Morena Prats, une artiste interdisciplinaire de Montréal tombé sous le charme d’Argenteuil voilà deux ans, a eu du temps pour rêver, comme plusieurs qui ont vu le fruit de leur labeur reporté. Devant l’inévitable bouchon dans les salles montréalaises et la tristesse des annulations répétées -sa pièce devait se jouer à La Chapelle en 2020 et 2021- elle comprend que tout comme son exil de Montréal vers la campagne, tout comme son désir d’encourager local et de retrouver racine sur ces terres d’accueil, elle devait poursuivre cette logique dans son travail.
«La pandémie a changé ma façon de fonctionner et je trouvais complètement absurde que moi je délocalise mon travail vers Montréal ou Bruxelles, là où je travaille souvent. J’ai réalisé que je n‘offrais jamais mon travail aux gens d’ici et que si je voulais être conséquente, il fallait que je crée des conditions pour le présenter là où je vis, pour les gens du coin», souligne Morena Prats, qui a étudié en théâtre, qui a travaillé comme conseillère artistique pour des chorégraphes provenant du milieu de la danse, des metteurs en scène et des artistes en arts visuels et qui a agi comme médiatrice dans le cadre de rencontres internationales du Festival TransAmériques (FTA).

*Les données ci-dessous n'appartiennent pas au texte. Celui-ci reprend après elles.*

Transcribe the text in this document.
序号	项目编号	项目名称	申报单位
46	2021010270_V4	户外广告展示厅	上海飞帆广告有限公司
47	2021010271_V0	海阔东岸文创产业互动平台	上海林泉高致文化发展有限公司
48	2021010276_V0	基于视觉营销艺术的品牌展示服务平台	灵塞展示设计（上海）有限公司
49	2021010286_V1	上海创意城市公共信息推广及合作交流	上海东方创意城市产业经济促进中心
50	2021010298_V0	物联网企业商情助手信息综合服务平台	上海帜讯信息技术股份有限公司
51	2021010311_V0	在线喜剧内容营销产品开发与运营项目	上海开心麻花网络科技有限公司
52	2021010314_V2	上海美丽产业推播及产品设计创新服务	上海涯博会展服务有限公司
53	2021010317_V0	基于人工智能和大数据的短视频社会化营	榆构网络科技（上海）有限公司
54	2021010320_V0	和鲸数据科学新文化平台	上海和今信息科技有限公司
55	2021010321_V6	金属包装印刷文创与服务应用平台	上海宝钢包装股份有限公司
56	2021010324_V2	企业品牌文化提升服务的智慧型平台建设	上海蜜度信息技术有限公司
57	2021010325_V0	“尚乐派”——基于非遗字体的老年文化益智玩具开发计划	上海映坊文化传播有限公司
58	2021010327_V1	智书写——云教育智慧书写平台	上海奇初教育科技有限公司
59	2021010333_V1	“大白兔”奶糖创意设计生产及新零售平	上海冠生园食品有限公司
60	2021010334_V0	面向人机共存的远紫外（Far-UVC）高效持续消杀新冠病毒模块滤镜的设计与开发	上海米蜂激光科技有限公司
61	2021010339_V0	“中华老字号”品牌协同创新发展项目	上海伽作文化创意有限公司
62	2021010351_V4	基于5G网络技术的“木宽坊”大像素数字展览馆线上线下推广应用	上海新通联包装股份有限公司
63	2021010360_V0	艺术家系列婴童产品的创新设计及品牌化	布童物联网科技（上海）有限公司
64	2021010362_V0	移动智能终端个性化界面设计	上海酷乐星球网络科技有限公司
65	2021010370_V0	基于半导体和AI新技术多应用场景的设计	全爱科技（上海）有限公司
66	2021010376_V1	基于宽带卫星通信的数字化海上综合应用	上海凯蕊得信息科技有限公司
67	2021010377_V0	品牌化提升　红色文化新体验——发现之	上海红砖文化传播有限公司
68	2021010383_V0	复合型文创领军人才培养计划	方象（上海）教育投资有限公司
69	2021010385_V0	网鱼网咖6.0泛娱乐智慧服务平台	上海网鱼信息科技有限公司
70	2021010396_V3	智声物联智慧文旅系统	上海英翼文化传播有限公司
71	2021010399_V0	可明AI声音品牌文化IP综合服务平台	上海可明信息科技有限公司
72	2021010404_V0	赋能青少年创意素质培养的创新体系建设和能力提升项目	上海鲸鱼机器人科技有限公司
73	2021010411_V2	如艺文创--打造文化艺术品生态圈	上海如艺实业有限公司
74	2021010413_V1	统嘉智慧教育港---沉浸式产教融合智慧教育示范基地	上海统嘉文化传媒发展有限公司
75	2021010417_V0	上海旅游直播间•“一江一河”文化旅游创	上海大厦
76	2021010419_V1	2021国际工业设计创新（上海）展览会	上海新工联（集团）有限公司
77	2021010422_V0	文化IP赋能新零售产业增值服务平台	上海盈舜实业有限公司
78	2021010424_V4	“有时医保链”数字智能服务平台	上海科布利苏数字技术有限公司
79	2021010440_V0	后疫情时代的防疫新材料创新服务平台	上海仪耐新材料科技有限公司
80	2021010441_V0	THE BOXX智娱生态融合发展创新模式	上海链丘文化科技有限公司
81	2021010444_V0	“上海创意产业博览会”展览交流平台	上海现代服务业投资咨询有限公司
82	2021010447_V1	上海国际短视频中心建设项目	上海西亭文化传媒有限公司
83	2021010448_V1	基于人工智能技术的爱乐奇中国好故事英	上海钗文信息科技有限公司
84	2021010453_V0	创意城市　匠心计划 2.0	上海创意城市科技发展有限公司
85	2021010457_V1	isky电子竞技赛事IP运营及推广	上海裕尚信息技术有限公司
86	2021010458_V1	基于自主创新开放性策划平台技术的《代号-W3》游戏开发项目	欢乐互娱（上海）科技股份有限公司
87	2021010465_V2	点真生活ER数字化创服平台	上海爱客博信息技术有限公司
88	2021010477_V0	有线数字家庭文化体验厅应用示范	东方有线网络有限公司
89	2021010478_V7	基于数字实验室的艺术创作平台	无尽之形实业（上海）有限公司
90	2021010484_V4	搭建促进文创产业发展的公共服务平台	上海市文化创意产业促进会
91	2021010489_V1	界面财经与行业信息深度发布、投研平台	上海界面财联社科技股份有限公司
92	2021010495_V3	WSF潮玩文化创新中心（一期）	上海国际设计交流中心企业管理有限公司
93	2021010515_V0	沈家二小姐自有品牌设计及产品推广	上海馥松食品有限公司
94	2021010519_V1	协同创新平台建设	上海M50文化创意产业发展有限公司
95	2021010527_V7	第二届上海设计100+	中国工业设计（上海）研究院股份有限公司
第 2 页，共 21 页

Cet intervalle, jouée à l’Espace Go en 2017 dernier, est l’un des 4 projets personnels de l’artiste. Invitée en 2017 par Évelyne de la Chenelière à créer une œuvre de dialogue, Prats entame une recherche sur ce que constitue l’acte théâtral. De cette forme hybride a résulté un spectacle coloré, contemplatif et explosif dans lequel 8 interprètes proposent un joyeux recommencement au fait de «faire du théâtre», décrit-on dans l’historique du projet. «C’est un spectacle qui réfléchit sur qu’est-ce qu’on raconte et comment on raconte les histoires, autant par les mots que par les images. Ce que je fais, c’est du tableau vivant», explique celle qui a retravaillé les textes suite aux chamboulements de notre rapport aux autres et de la notion de collectivité postpandémie. «Puisque Cet intervalle est un spectacle qui interroge l’acte théâtral, je ne pouvais donc pas faire de l’économie d’une réécriture du projet, afin de la faire résonner avec les questions d’aujourd’hui: tous ces rassemblements que nous n’avons pu vivre et ce que ça nous fait d’être en présence.»
Lundi dernier, la dizaine de collaborateurs, dont deux acteurs débarqués directement de Bruxelles, étaient affairés ensemble à nettoyer et à prendre possession de ce lieu qui pourra accueillir une cinquantaine de spectateurs pour trois représentations du 1er au 3 juillet prochain. Cette magnifique grange du patrimoine bâti du chemin de la Rivière-du-Nord appartient à deux artistes en art visuel ravis (les McCall), heureux d’y voir débarquer la nouvelle voisine et ses artistes provenant du monde contemporain. Maman Charmaine et son conjoint Daniel veillent aux bons soins de la troupe en portant le titre évocateur de directeurs logistiques et bien-être, ainsi que certains voisins qui offrent même le gîte à cette équipe davantage montréalaise.